In May 2026, the R Consortium R Submissions Working Group received the FDA’s review letter for Pilot 4, which summarized the FDA’s evaluation of using WebAssembly and Docker containers to package and run an R Shiny application in a regulatory review setting. The letter can be found here: Summary R Pilot 4 Submission
The R Consortium R Submissions Working Group’s Pilot 4 explored an important question for the future of regulatory submissions: can modern technologies such as WebAssembly and Docker containers help deliver R Shiny applications in a way that FDA reviewers can run, inspect, and reproduce?
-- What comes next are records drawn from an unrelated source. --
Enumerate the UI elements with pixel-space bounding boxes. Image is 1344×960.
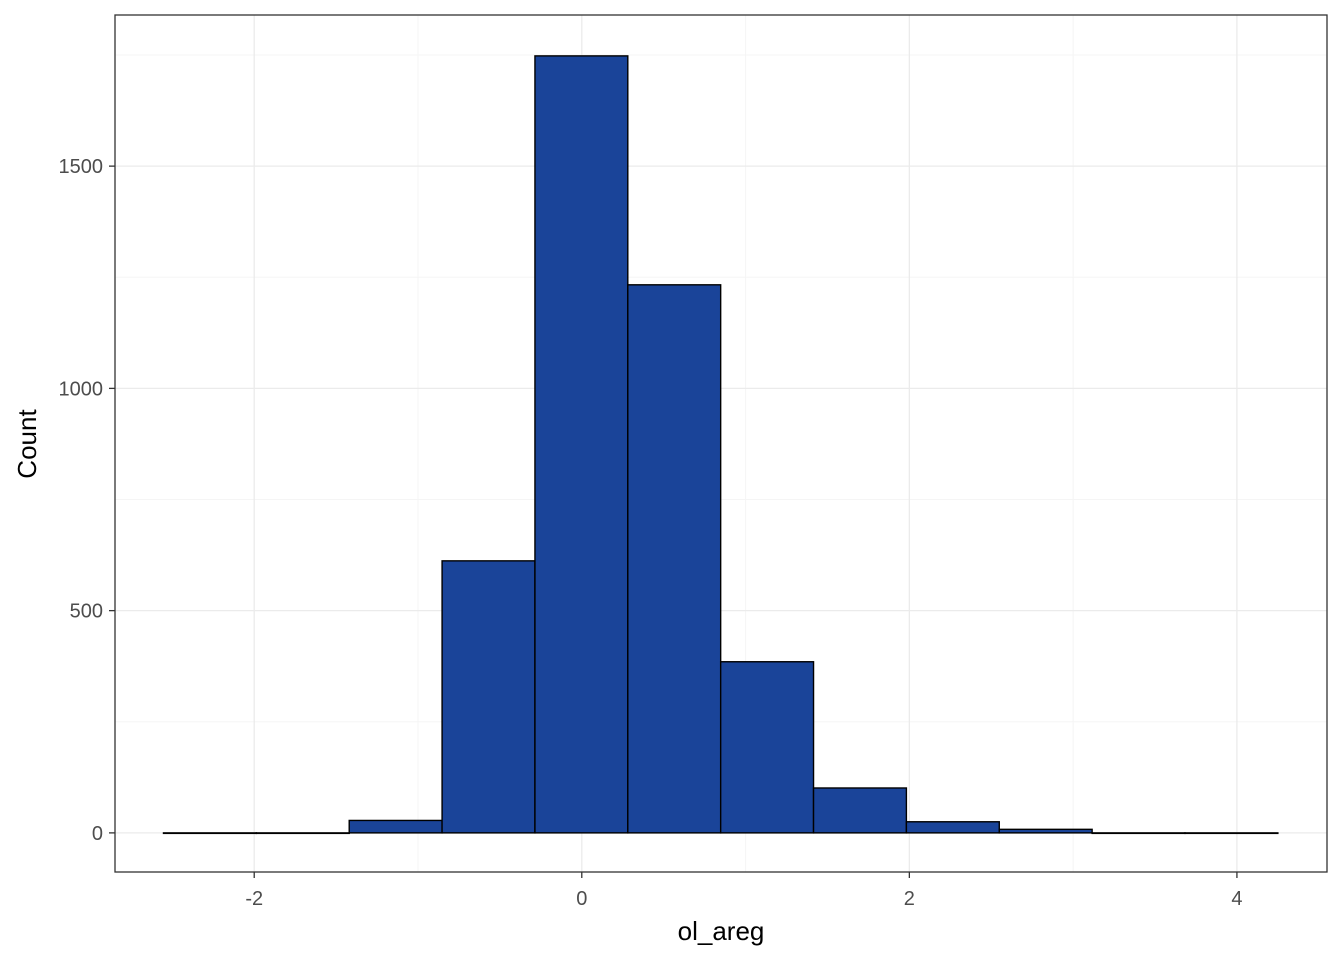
y-tick-label: 500 (70, 601, 103, 623)
histogram-bar-7 (812, 787, 908, 834)
histogram-bar-2 (348, 819, 443, 834)
histogram-bars (162, 55, 1279, 835)
y-tick-label: 1000 (59, 378, 104, 400)
y-axis-ticks: 0 500 1000 1500 (59, 156, 115, 845)
histogram-bar-9 (998, 828, 1093, 834)
histogram-bar-10 (1091, 832, 1186, 835)
y-tick-label: 1500 (59, 156, 104, 178)
plot-panel-border (114, 14, 1328, 873)
y-tick-label: 0 (92, 823, 103, 845)
x-tick-label: 2 (904, 888, 915, 910)
histogram-bar-0 (162, 832, 258, 835)
y-axis-title: Count (12, 409, 42, 479)
x-axis-ticks: -2 0 2 4 (245, 872, 1242, 910)
histogram-bar-11 (1184, 832, 1279, 835)
x-tick-label: -2 (245, 888, 263, 910)
histogram-bar-5 (627, 284, 722, 834)
histogram-bar-4 (534, 55, 629, 834)
histogram-bar-1 (255, 832, 350, 835)
x-axis-title: ol_areg (678, 916, 765, 946)
x-tick-label: 4 (1231, 888, 1242, 910)
histogram-bar-6 (719, 661, 815, 834)
x-tick-label: 0 (576, 888, 587, 910)
histogram-bar-3 (441, 560, 536, 834)
histogram-bar-8 (905, 821, 1000, 834)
The pilot, led by Eric Nantz from Eli Lilly, was intentionally ambitious. Its goal was to package an R Shiny application and associated data into a more self-contained submission, reducing the need for reviewers to manually configure complex software environments. The first part of the submission, using WebAssembly, was made in September 2024. The pilot was then resubmitted in June 2025 with both WebAssembly and Docker containers. FDA staff successfully reviewed the submission, demonstrating the technical feasibility of both approaches. Just as importantly, the review generated valuable feedback on how to make modern submission artifacts even more practical, reproducible, and reviewer-friendly.
WebAssembly testing did not identify major issues, which is an encouraging signal for browser-based approaches. At the same time, the review reinforced that WebAssembly does not fully eliminate the core reproducibility challenges inherent in FDA submissions. Even with WebAssembly, the renv package was still required to restore the dependencies needed to build the application, and a web server process was needed to view it. Robust package management, accurate file paths, and clear reviewer instructions remain essential — and that the approach does not yet remove the need to reproduce the applicant’s computing environment.
Docker containers demonstrated potential as a model for portable and reproducible computing environments, but the review also surfaced practical barriers. The FDA report noted that the usability of Docker containers in the FDA environment remains uncertain: Docker Desktop requires Windows Subsystem for Linux (WSL), which may not be permitted on all FDA computing environments, and FDA does not currently support installation of Docker Desktop on agency-issued laptops without a paid license or Docker Community Edition. Additional issues included inconsistent build performance. The report concluded that Docker containers, as currently implemented, do not fully eliminate the need for manual configuration and may not yet provide the level of robustness required for regulatory submissions.
Strategically, Pilot 4 was not just a technical test. It was also a learning exercise. As part of the pilot, a series of educational sessions on container technology was provided to FDA and industry participants, helping build a shared understanding of the opportunities, limitations, and practical considerations of these modern approaches. This pilot helped reveal the practical gap between technical feasibility and operational ease for reviewers, giving us a clearer view of what needs to be improved next. Pilot 4 reminds us that feasibility is only the first step. The broader goal is to make open-source-based regulatory submissions operational, repeatable, secure, and easy for reviewers to use. By demonstrating what is possible and illuminating where additional alignment is needed, Pilot 4 helps pave the way for a future where modern solutions like WebAssembly and Docker are not only technically possible, but truly practical for regulatory review.